09 ウルトラ・マックス・ダウン・グレード・サイジング


 1名の【超吟侍】では、仕入れて来る情報は限りがある。
 せいぜい、1つか2つの情報を仕入れてくれば、良い方で、中には生き残っただけで、何の情報も持って帰れなかった【超吟侍】も数多く居た。

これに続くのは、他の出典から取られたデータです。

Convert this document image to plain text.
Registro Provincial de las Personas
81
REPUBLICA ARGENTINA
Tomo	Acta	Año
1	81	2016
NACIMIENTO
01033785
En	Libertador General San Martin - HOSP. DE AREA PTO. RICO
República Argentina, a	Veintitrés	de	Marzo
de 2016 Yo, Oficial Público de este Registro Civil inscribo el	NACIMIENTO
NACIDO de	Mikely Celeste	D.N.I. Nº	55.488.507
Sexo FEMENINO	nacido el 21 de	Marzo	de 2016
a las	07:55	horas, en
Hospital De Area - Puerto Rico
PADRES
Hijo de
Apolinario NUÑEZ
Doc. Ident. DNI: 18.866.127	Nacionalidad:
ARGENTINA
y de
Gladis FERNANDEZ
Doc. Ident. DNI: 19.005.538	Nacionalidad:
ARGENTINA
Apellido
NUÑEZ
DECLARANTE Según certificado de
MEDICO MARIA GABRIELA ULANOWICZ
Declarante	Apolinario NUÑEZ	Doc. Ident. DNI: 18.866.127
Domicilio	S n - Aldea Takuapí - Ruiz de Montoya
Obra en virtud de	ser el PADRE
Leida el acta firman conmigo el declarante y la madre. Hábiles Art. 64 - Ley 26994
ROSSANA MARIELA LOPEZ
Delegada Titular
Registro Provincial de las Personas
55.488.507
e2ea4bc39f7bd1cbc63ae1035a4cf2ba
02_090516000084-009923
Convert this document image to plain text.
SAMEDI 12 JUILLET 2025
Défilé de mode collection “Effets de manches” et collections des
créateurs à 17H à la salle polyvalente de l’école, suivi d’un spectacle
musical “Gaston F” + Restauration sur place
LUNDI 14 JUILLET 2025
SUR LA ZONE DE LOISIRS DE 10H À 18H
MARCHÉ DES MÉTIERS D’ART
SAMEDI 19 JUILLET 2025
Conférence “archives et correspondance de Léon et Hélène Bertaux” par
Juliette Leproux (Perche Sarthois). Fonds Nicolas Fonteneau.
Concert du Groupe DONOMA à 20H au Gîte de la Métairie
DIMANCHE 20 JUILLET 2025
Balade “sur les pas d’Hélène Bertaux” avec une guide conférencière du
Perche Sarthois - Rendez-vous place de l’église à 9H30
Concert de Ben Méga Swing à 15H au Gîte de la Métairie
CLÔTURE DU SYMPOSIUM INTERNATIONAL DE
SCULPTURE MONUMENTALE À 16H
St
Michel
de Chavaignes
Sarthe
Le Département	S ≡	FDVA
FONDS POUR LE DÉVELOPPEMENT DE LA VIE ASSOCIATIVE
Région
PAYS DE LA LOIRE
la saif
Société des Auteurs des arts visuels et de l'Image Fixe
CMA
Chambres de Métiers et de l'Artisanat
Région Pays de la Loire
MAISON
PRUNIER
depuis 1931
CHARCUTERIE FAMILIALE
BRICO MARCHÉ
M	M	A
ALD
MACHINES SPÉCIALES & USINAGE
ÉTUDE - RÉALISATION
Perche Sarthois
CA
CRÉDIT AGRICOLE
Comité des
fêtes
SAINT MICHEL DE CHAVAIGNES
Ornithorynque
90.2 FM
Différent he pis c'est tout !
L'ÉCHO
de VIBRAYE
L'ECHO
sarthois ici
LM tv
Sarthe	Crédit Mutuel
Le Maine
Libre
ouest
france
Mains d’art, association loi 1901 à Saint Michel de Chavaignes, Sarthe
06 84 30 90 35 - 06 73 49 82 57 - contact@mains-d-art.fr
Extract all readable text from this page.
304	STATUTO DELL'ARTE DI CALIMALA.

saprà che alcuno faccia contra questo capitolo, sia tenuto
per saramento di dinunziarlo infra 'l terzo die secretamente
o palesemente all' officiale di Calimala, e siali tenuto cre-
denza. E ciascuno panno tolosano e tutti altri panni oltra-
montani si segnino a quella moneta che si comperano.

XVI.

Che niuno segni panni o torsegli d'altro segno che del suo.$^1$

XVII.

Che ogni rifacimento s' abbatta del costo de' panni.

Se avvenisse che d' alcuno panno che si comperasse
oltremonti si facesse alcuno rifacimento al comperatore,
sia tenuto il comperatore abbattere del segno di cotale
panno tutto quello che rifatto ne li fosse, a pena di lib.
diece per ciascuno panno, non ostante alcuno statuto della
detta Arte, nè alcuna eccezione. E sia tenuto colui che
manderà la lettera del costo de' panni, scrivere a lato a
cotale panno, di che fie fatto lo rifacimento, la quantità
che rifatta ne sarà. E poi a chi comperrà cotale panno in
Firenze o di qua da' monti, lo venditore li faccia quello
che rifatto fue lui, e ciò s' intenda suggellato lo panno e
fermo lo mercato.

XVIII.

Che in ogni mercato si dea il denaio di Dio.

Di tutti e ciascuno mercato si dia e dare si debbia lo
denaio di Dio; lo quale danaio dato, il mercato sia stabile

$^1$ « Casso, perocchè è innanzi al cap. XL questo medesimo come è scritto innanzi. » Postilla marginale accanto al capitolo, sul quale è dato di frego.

 9418名の生き残った【超吟侍】であっても、その中で有益な情報を持って帰れた者は1割に満たない93名しか居なかったのだ。
 【超吟侍】が体たらくだったのではない。
 それだけ、情報を得るだけでももの凄い偉業だとされる場所が世界他外という所なのだった。
 ほとんどの場合、何も出来ずに終わるのだ。
 それが当たり前なのだ。
 生きて帰れただけで、凄い事でもあるのだ。
 更に情報を得てくるなど、一握りでも居たのが驚きなくらいだった。
 【超吟侍№8367】が得てきた情報は他には無いので、他の情報を得てきた【超吟侍】の情報を検討してみよう。
 オルオティーナは次なる【超吟侍】の情報を確認した。
 他の有益な情報を得てきた【超吟侍】は、7137番目に戻って来た【超吟侍】だった。
 これを【超吟侍№8367】の命名に習って呼称するのであれば、【超吟侍№7137】という事になる。
 【超吟侍№7137】が持ち帰った情報は以下の様なものだった。
 それは、世界他外から宇宙世界に対するアプローチに関するものだった。